Selain pertunjukan budaya, masyarakat diperkenalkan dengan VR Tata Ruang yang menghadirkan pengalaman interaktif untuk mempertemukan pengetahuan tata ruang dengan nilai keistimewaan. Rangkaian tersebut juga dilengkapi layanan kependudukan, literasi, kesehatan, dan UMKM. Pelibatan pelaku usaha mikro, kecil, dan menengah diharapkan tidak sekadar menjadi pelengkap kegiatan, tetapi turut menggerakkan perekonomian masyarakat di sekitar lokasi.
Puncak Memetri Kaistimewan 14 Tahun UUK DIY selanjutnya digelar di Balai Budaya Tamanmartani, Sleman, pada 31 Agustus 2026 lalu. Momentum tersebut menjadi ruang refleksi atas perjalanan keistimewaan selama 14 tahun sekaligus menegaskan tanggung jawab untuk terus menjaganya.
Salah satu bagian utama dalam puncak kegiatan adalah Kenduri Kaistimewan yang diisi Kirab Budaya, Tari Ritual Memetri Kaistimewan, Umbul Donga, potong tumpeng, hingga Kembul Bujana Memetri Kaistimewan. Rangkaian tersebut mempertemukan masyarakat dengan praktik budaya yang masih hidup sekaligus memperkuat kebersamaan.
Memetri Kaistimewan akan ditutup secara resmi di Teras Malioboro Beskalan pada 12 September 2026. Penutupan menghadirkan workshop Mewiru Jarik, Wayang Suket, dan Membuat Dluwang yang membuka ruang pembelajaran budaya secara partisipatif bagi masyarakat.

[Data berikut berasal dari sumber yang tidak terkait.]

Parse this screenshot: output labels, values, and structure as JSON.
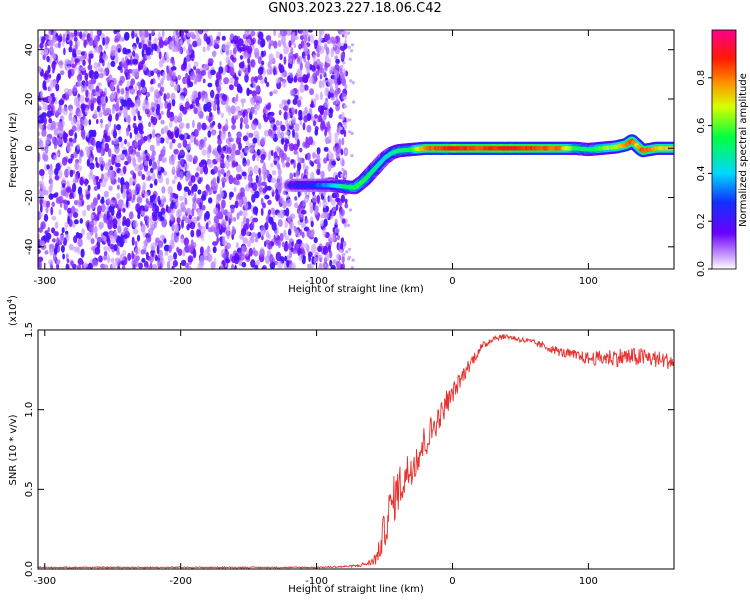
{
  "title": "GN03.2023.227.18.06.C42",
  "chart_data": [
    {
      "type": "heatmap",
      "title": "GN03.2023.227.18.06.C42",
      "xlabel": "Height of straight line (km)",
      "ylabel": "Frequency (Hz)",
      "xlim": [
        -305,
        163
      ],
      "ylim": [
        -49,
        48
      ],
      "xticks": [
        -300,
        -200,
        -100,
        0,
        100
      ],
      "yticks": [
        -40,
        -20,
        0,
        20,
        40
      ],
      "colorbar": {
        "label": "Normalized spectral amplitude",
        "range": [
          0.0,
          1.0
        ],
        "ticks": [
          "0.0",
          "0.2",
          "0.4",
          "0.6",
          "0.8"
        ],
        "colormap": "rainbow (purple-blue-cyan-green-yellow-red-magenta)"
      },
      "noise_region_x": [
        -305,
        -78
      ],
      "ridge": {
        "description": "Doppler frequency track",
        "x": [
          -120,
          -90,
          -80,
          -72,
          -65,
          -60,
          -55,
          -50,
          -45,
          -40,
          -30,
          -20,
          0,
          20,
          40,
          60,
          80,
          90,
          100,
          110,
          120,
          128,
          132,
          136,
          140,
          150,
          163
        ],
        "y": [
          -15,
          -15,
          -15.5,
          -16,
          -13,
          -10,
          -7,
          -4,
          -2,
          -1,
          -0.5,
          0,
          0,
          0,
          0,
          0,
          0,
          0,
          -0.5,
          0,
          0.5,
          1.5,
          3,
          1,
          -1,
          0,
          0
        ],
        "amplitude": [
          0.2,
          0.35,
          0.5,
          0.55,
          0.55,
          0.5,
          0.45,
          0.4,
          0.45,
          0.5,
          0.55,
          0.8,
          0.9,
          0.85,
          0.9,
          0.85,
          0.8,
          0.55,
          0.5,
          0.6,
          0.65,
          0.8,
          0.85,
          0.7,
          0.85,
          0.75,
          0.7
        ]
      }
    },
    {
      "type": "line",
      "xlabel": "Height of straight line (km)",
      "ylabel": "SNR (10 * v/v)",
      "yscale_label": "(x10",
      "yscale_exp": "4",
      "yscale_close": ")",
      "xlim": [
        -305,
        163
      ],
      "ylim": [
        0.0,
        1.5
      ],
      "xticks": [
        -300,
        -200,
        -100,
        0,
        100
      ],
      "yticks": [
        "0.0",
        "0.5",
        "1.0",
        "1.5"
      ],
      "color": "#e8312f",
      "series": [
        {
          "x": [
            -305,
            -200,
            -100,
            -80,
            -70,
            -60,
            -55,
            -50,
            -45,
            -40,
            -30,
            -20,
            -10,
            0,
            10,
            20,
            30,
            40,
            60,
            80,
            100,
            120,
            140,
            163
          ],
          "y": [
            0.01,
            0.01,
            0.01,
            0.015,
            0.02,
            0.04,
            0.08,
            0.25,
            0.4,
            0.5,
            0.65,
            0.8,
            0.95,
            1.1,
            1.25,
            1.38,
            1.45,
            1.46,
            1.42,
            1.36,
            1.32,
            1.33,
            1.33,
            1.3
          ],
          "noise": [
            0.004,
            0.004,
            0.004,
            0.006,
            0.008,
            0.02,
            0.06,
            0.12,
            0.15,
            0.15,
            0.12,
            0.12,
            0.08,
            0.06,
            0.05,
            0.03,
            0.02,
            0.015,
            0.02,
            0.03,
            0.04,
            0.06,
            0.06,
            0.05
          ]
        }
      ]
    }
  ]
}
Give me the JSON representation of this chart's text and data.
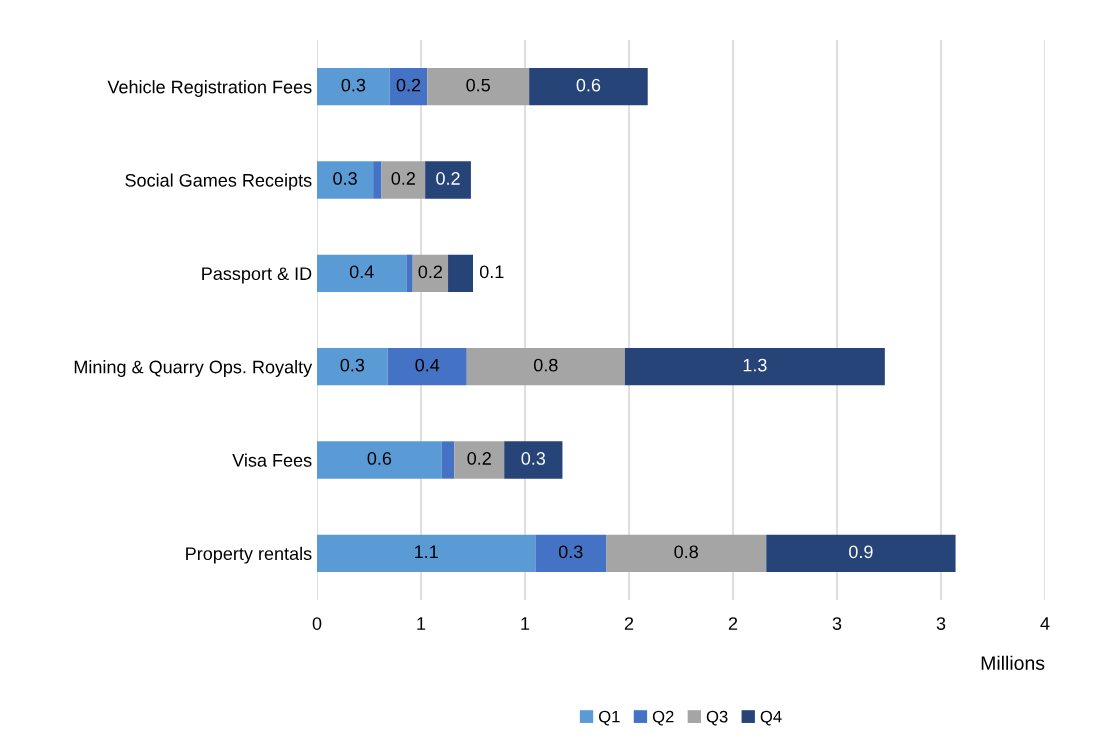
{
  "chart_data": {
    "type": "bar",
    "orientation": "horizontal",
    "stacked": true,
    "categories": [
      "Vehicle Registration Fees",
      "Social Games Receipts",
      "Passport & ID",
      "Mining & Quarry Ops. Royalty",
      "Visa Fees",
      "Property rentals"
    ],
    "series": [
      {
        "name": "Q1",
        "color": "#5b9bd5",
        "values": [
          0.35,
          0.27,
          0.43,
          0.34,
          0.6,
          1.05
        ],
        "value_labels": [
          "0.3",
          "0.3",
          "0.4",
          "0.3",
          "0.6",
          "1.1"
        ]
      },
      {
        "name": "Q2",
        "color": "#4472c4",
        "values": [
          0.18,
          0.04,
          0.03,
          0.38,
          0.06,
          0.34
        ],
        "value_labels": [
          "0.2",
          null,
          null,
          "0.4",
          null,
          "0.3"
        ]
      },
      {
        "name": "Q3",
        "color": "#a5a5a5",
        "values": [
          0.49,
          0.21,
          0.17,
          0.76,
          0.24,
          0.77
        ],
        "value_labels": [
          "0.5",
          "0.2",
          "0.2",
          "0.8",
          "0.2",
          "0.8"
        ]
      },
      {
        "name": "Q4",
        "color": "#264478",
        "values": [
          0.57,
          0.22,
          0.12,
          1.25,
          0.28,
          0.91
        ],
        "value_labels": [
          "0.6",
          "0.2",
          "0.1",
          "1.3",
          "0.3",
          "0.9"
        ]
      }
    ],
    "xlim": [
      0,
      3.5
    ],
    "xticks": [
      0,
      {
        "value": 0.5,
        "label": "1"
      },
      1,
      {
        "value": 1.5,
        "label": "2"
      },
      2,
      {
        "value": 2.5,
        "label": "3"
      },
      3,
      {
        "value": 3.5,
        "label": "4"
      }
    ],
    "xlabel": "Millions",
    "grid": "x",
    "legend": "bottom"
  }
}
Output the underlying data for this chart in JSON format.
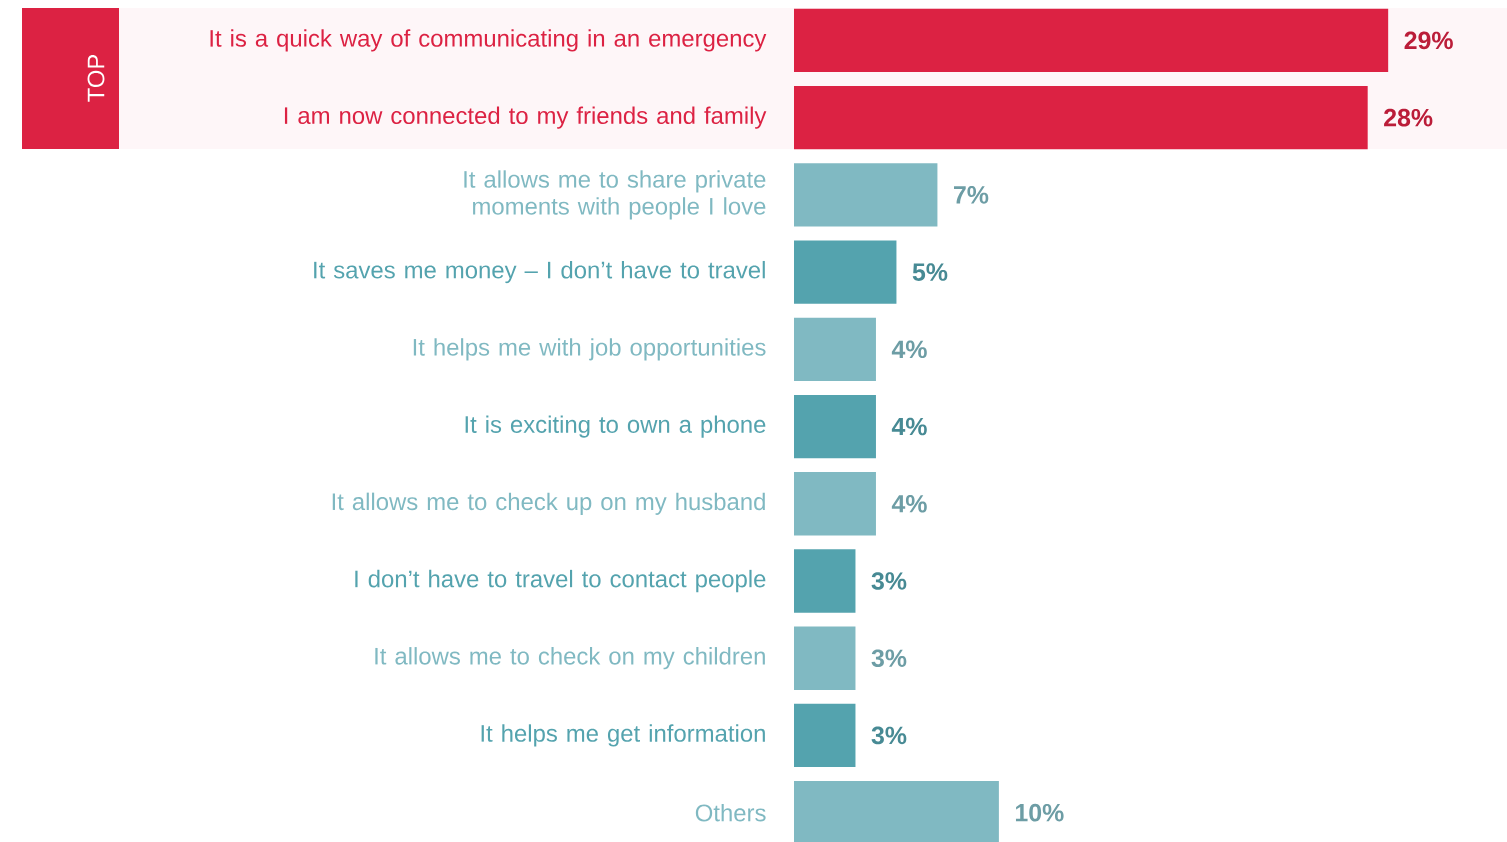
{
  "chart_data": {
    "type": "bar",
    "orientation": "horizontal",
    "categories": [
      "It is a quick way of communicating in an emergency",
      "I am now connected to my friends and family",
      "It allows me to share private moments with people I love",
      "It saves me money – I don’t have to travel",
      "It helps me with job opportunities",
      "It is exciting to own a phone",
      "It allows me to check up on my husband",
      "I don’t have to travel to contact people",
      "It allows me to check on my children",
      "It helps me get information",
      "Others"
    ],
    "values": [
      29,
      28,
      7,
      5,
      4,
      4,
      4,
      3,
      3,
      3,
      10
    ],
    "value_labels": [
      "29%",
      "28%",
      "7%",
      "5%",
      "4%",
      "4%",
      "4%",
      "3%",
      "3%",
      "3%",
      "10%"
    ],
    "colors": [
      "#dc2243",
      "#dc2243",
      "#80b9c2",
      "#54a3ae",
      "#80b9c2",
      "#54a3ae",
      "#80b9c2",
      "#54a3ae",
      "#80b9c2",
      "#54a3ae",
      "#80b9c2"
    ],
    "annotations": [
      "TOP"
    ]
  }
}
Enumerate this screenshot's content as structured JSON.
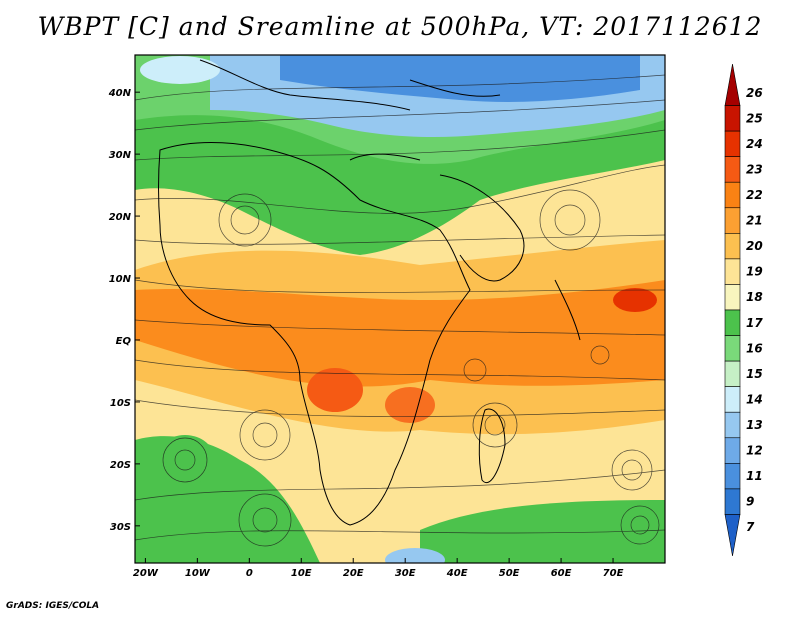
{
  "title": "WBPT [C] and Sreamline at 500hPa, VT: 2017112612",
  "credit": "GrADS: IGES/COLA",
  "x_axis_labels": [
    "20W",
    "10W",
    "0",
    "10E",
    "20E",
    "30E",
    "40E",
    "50E",
    "60E",
    "70E"
  ],
  "x_axis_values": [
    -20,
    -10,
    0,
    10,
    20,
    30,
    40,
    50,
    60,
    70
  ],
  "y_axis_labels": [
    "40N",
    "30N",
    "20N",
    "10N",
    "EQ",
    "10S",
    "20S",
    "30S"
  ],
  "y_axis_values": [
    40,
    30,
    20,
    10,
    0,
    -10,
    -20,
    -30
  ],
  "lon_range": [
    -22,
    80
  ],
  "lat_range": [
    -36,
    46
  ],
  "colorbar": {
    "labels": [
      "26",
      "25",
      "24",
      "23",
      "22",
      "21",
      "20",
      "19",
      "18",
      "17",
      "16",
      "15",
      "14",
      "13",
      "12",
      "11",
      "9",
      "7"
    ],
    "colors": [
      "#a50000",
      "#c81400",
      "#e63200",
      "#f55a14",
      "#fa8214",
      "#fca032",
      "#fcc050",
      "#fde496",
      "#f8f5be",
      "#4cc24c",
      "#7ad97a",
      "#c6f0c6",
      "#cdeefa",
      "#96c8f0",
      "#6eaae8",
      "#4a90de",
      "#2e78d2",
      "#1e60c8"
    ]
  },
  "regions": {
    "north_band": "blue",
    "subtropical_band": "green",
    "tropics": "orange"
  }
}
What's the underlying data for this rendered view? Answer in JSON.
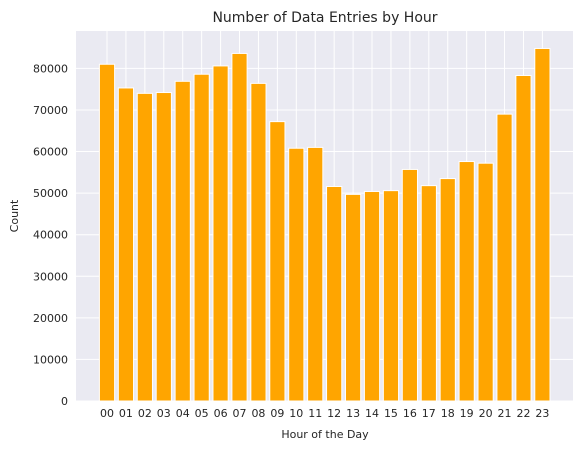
{
  "chart_data": {
    "type": "bar",
    "title": "Number of Data Entries by Hour",
    "xlabel": "Hour of the Day",
    "ylabel": "Count",
    "categories": [
      "00",
      "01",
      "02",
      "03",
      "04",
      "05",
      "06",
      "07",
      "08",
      "09",
      "10",
      "11",
      "12",
      "13",
      "14",
      "15",
      "16",
      "17",
      "18",
      "19",
      "20",
      "21",
      "22",
      "23"
    ],
    "values": [
      81000,
      75300,
      74000,
      74200,
      76900,
      78600,
      80600,
      83600,
      76400,
      67200,
      60800,
      61000,
      51600,
      49700,
      50400,
      50600,
      55700,
      51800,
      53500,
      57600,
      57200,
      69000,
      78300,
      84800
    ],
    "ylim": [
      0,
      89000
    ],
    "yticks": [
      0,
      10000,
      20000,
      30000,
      40000,
      50000,
      60000,
      70000,
      80000
    ],
    "ytick_labels": [
      "0",
      "10000",
      "20000",
      "30000",
      "40000",
      "50000",
      "60000",
      "70000",
      "80000"
    ],
    "grid": true,
    "colors": {
      "bar": "#ffa500",
      "background": "#eaeaf2",
      "grid": "#ffffff"
    }
  }
}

Selain workshop, Swaraning Kaistimewan menjadi ruang ekspresi musik dan kreativitas masyarakat dari berbagai kabupaten dan kota di DIY. Beragam genre ditampilkan, mulai dari pop, keroncong, reggae, band religi hingga musik disabilitas.
Kegiatan tersebut melibatkan peserta lintas usia, termasuk anak-anak dan penyandang disabilitas. Keterlibatan berbagai kelompok itu memperlihatkan bahwa keistimewaan dapat menjadi ruang yang inklusif bagi masyarakat untuk berpartisipasi, berkarya, dan mengekspresikan kreativitas.
Penutupan rangkaian secara simbolis dilakukan melalui pembunyian otok-otok secara bersama-sama. Bunyi tersebut menjadi penanda berakhirnya rangkaian kegiatan sekaligus pengingat bahwa proses memetri tidak berhenti setelah acara selesai.
“Penutupan ini bukan berarti proses memetri juga selesai. Justru setelah rangkaian peringatan berakhir, semangat untuk merawat keistimewaan perlu terus dilanjutkan dalam kehidupan sehari-hari,” ucap Kurniawan.